Описание практик собирательства укоренёнными пользователями бора, местными жителями и дачниками с длительным опытом присутствия через смысловую категорию «жить бором» демонстрирует установку на поддержание экологического и социального равновесия, включает рефлексию относительно воспроизводимости ресурсов бора и тем самым понижает градус трагичности проблемы общего пользования. Семантически «жизнь бором» близка к эксполярной экономике [Шанин 1999], особенно в наиболее традиционной своей версии. Трактовка категории «жить бором» коренными жителями боровых поселений в большой степени указывает на коллективную вовлечённость жителей в неформальное природопользование (вся деревня жила бором, собирательный субъект). Для современных сельских жителей такие практики носят, скорее, индивидуализированный характер (если человеку нечем жить — он летом готовит и продаёт, единичный субъект). Общая вовлечённость в природопользование, ориентация на практики собирательства остаётся высокой если не фактически, то в пространстве коллективной памяти. Сбор и потребление дикоросов значимы если не хозяйственно, то символически для резидентов бора — местных жителей, дачников-горожан и горожан-туристов. Эти последние, хотя и пребывают в бору в течение ограниченного времени, нацелены на потребление даров леса в больших объёмах, тем самым формируя «мобильный» рынок сбыта для жителей боровых поселений, профессиональных собирателей.
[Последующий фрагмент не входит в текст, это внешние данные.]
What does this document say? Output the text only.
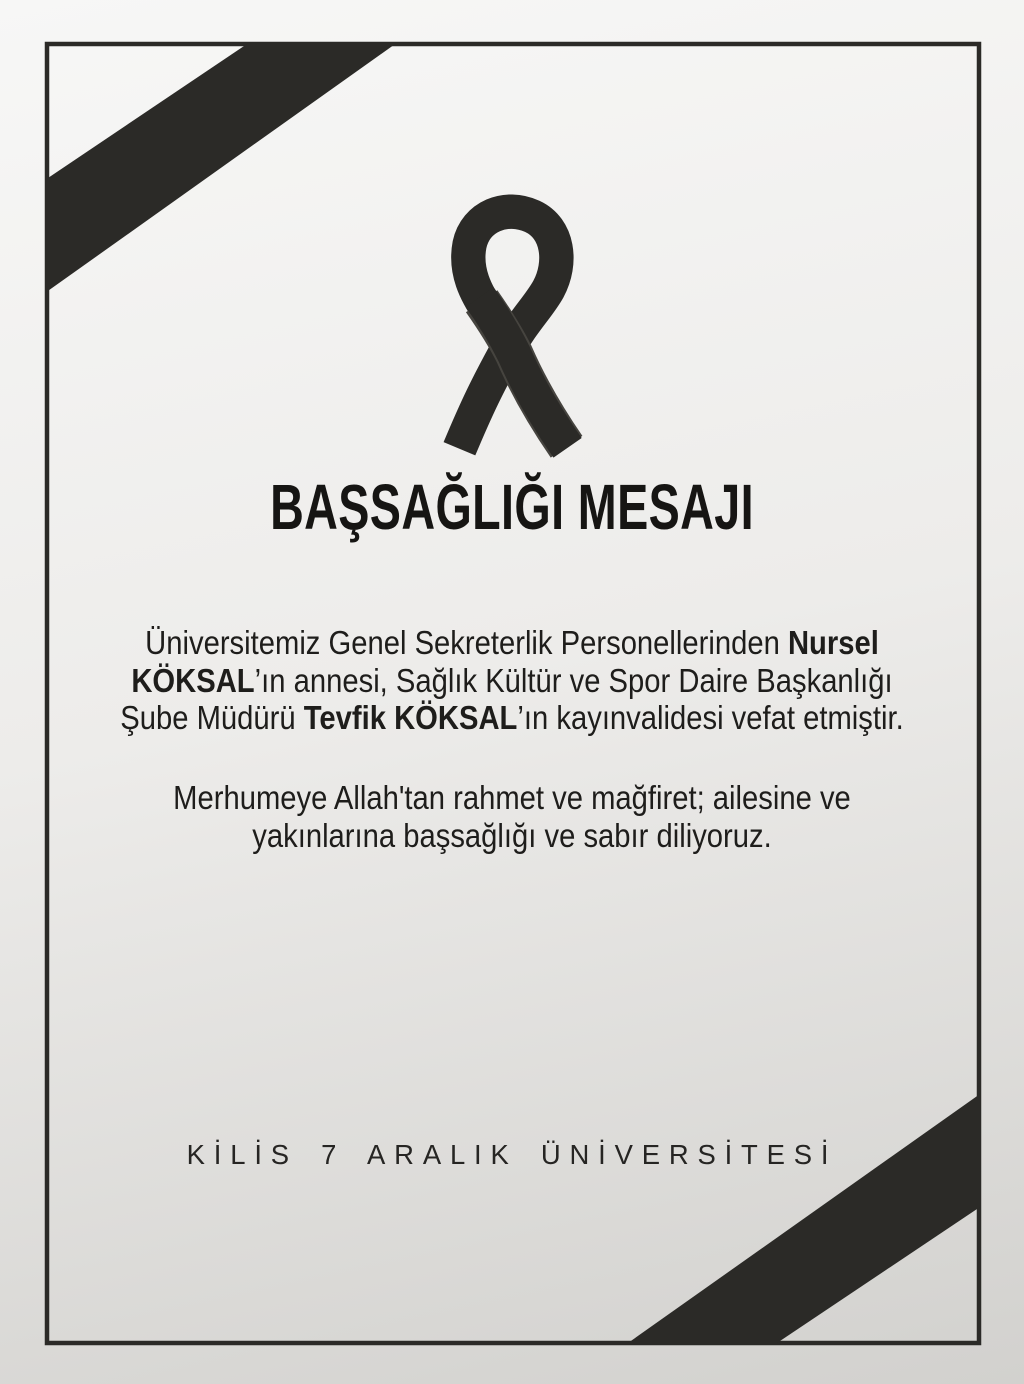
BAŞSAĞLIĞI MESAJI
Üniversitemiz Genel Sekreterlik Personellerinden Nursel
KÖKSAL’ın annesi, Sağlık Kültür ve Spor Daire Başkanlığı
Şube Müdürü Tevfik KÖKSAL’ın kayınvalidesi vefat etmiştir.
Merhumeye Allah'tan rahmet ve mağfiret; ailesine ve
yakınlarına başsağlığı ve sabır diliyoruz.
KİLİS 7 ARALIK ÜNİVERSİTESİ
«Свои места» как транзитивный неформальный институт собственности носят двойственный характер. Имея в своей основе личный опыт собирательства, они служат регулированию совместного пользования ресурсами бора. Таким образом поддерживается экологическое и социальное равновесие, то есть обеспечивается бесконфликтный доступ резидентов бора к дикоросам как общим ресурсам. По-коленческая преемственность «своих мест» в бору — один из элементов сохранения культуры собирательства, традиционного хозяйственного уклада и в то же время ответ сообщества на меняющийся (в том числе социальный) ландшафт бора, проявление адаптивности социально-экологической системы. Ключевая роль в регуляции пользования общими ресурсами принадлежит коллективным нормативным установлениям, но локус контроля всё же индивидуален. Локальность (изолированность) местного сообщества размыта, темпорально изменчива, что не даёт в данном случае возможности говорить о нём как о социальном акторе.
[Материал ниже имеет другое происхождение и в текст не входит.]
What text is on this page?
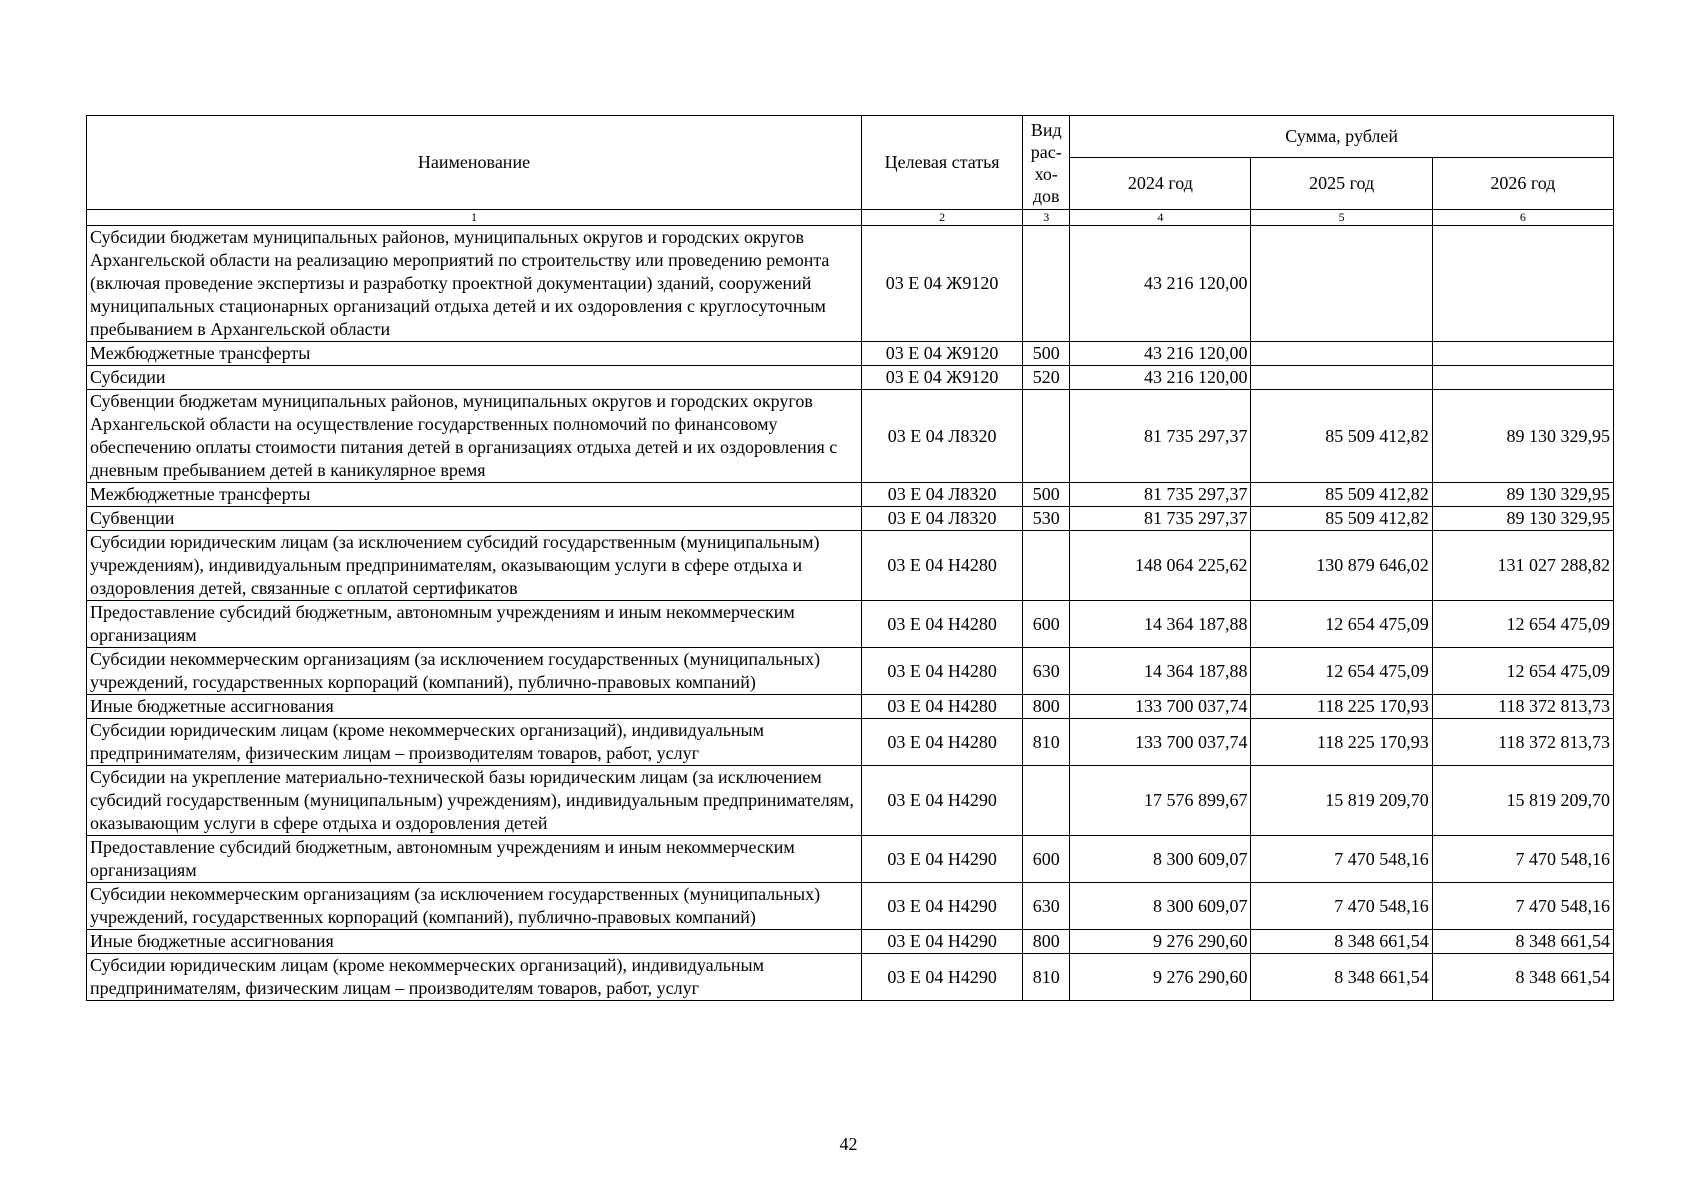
Наименование	Целевая статья	Вид рас-хо-дов	Сумма, рублей		
			2024 год	2025 год	2026 год
1	2	3	4	5	6
Субсидии бюджетам муниципальных районов, муниципальных округов и городских округов Архангельской области на реализацию мероприятий по строительству или проведению ремонта (включая проведение экспертизы и разработку проектной документации) зданий, сооружений муниципальных стационарных организаций отдыха детей и их оздоровления с круглосуточным пребыванием в Архангельской области	03 Е 04 Ж9120		43 216 120,00		
Межбюджетные трансферты	03 Е 04 Ж9120	500	43 216 120,00		
Субсидии	03 Е 04 Ж9120	520	43 216 120,00		
Субвенции бюджетам муниципальных районов, муниципальных округов и городских округов Архангельской области на осуществление государственных полномочий по финансовому обеспечению оплаты стоимости питания детей в организациях отдыха детей и их оздоровления с дневным пребыванием детей в каникулярное время	03 Е 04 Л8320		81 735 297,37	85 509 412,82	89 130 329,95
Межбюджетные трансферты	03 Е 04 Л8320	500	81 735 297,37	85 509 412,82	89 130 329,95
Субвенции	03 Е 04 Л8320	530	81 735 297,37	85 509 412,82	89 130 329,95
Субсидии юридическим лицам (за исключением субсидий государственным (муниципальным) учреждениям), индивидуальным предпринимателям, оказывающим услуги в сфере отдыха и оздоровления детей, связанные с оплатой сертификатов	03 Е 04 Н4280		148 064 225,62	130 879 646,02	131 027 288,82
Предоставление субсидий бюджетным, автономным учреждениям и иным некоммерческим организациям	03 Е 04 Н4280	600	14 364 187,88	12 654 475,09	12 654 475,09
Субсидии некоммерческим организациям (за исключением государственных (муниципальных) учреждений, государственных корпораций (компаний), публично-правовых компаний)	03 Е 04 Н4280	630	14 364 187,88	12 654 475,09	12 654 475,09
Иные бюджетные ассигнования	03 Е 04 Н4280	800	133 700 037,74	118 225 170,93	118 372 813,73
Субсидии юридическим лицам (кроме некоммерческих организаций), индивидуальным предпринимателям, физическим лицам – производителям товаров, работ, услуг	03 Е 04 Н4280	810	133 700 037,74	118 225 170,93	118 372 813,73
Субсидии на укрепление материально-технической базы юридическим лицам (за исключением субсидий государственным (муниципальным) учреждениям), индивидуальным предпринимателям, оказывающим услуги в сфере отдыха и оздоровления детей	03 Е 04 Н4290		17 576 899,67	15 819 209,70	15 819 209,70
Предоставление субсидий бюджетным, автономным учреждениям и иным некоммерческим организациям	03 Е 04 Н4290	600	8 300 609,07	7 470 548,16	7 470 548,16
Субсидии некоммерческим организациям (за исключением государственных (муниципальных) учреждений, государственных корпораций (компаний), публично-правовых компаний)	03 Е 04 Н4290	630	8 300 609,07	7 470 548,16	7 470 548,16
Иные бюджетные ассигнования	03 Е 04 Н4290	800	9 276 290,60	8 348 661,54	8 348 661,54
Субсидии юридическим лицам (кроме некоммерческих организаций), индивидуальным предпринимателям, физическим лицам – производителям товаров, работ, услуг	03 Е 04 Н4290	810	9 276 290,60	8 348 661,54	8 348 661,54
42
Фактическое отсутствие формального регулирования собирательства общеупотребимых грибов и ягод, имманентная неоднозначность «своих мест» как социального конструкта позволяют назвать пространство бора «свободным» в интерпретации В. Давыдова, то есть таким, где «не административные структуры, а сами люди контролируют свои действия и участвуют в принятии решений» [Давыдов 2019: 79]. Введение дополнительных формальных норм природопользования (например, создание особо охраняемой природной территории — ООПТ)5 может нарушить существующее социальное равновесие, лишить резидентов бора этого свободного пространства и повлечь отчуждение их от освоенного ландшафта.

Ценностная компонента практик собирательства в рамках данного исследования лишь обозначается и обоснованно требует своего развития. Реализовать это целесообразно с привлечением аналитического потенциала концепции «чувства места» (И-Фу Туан, Ричард Стедман, Брэдли Йоргенсен и др.), что позволит проанализировать отношение агентов природопользования к окружающей среде во всём внутреннем структурном многообразии.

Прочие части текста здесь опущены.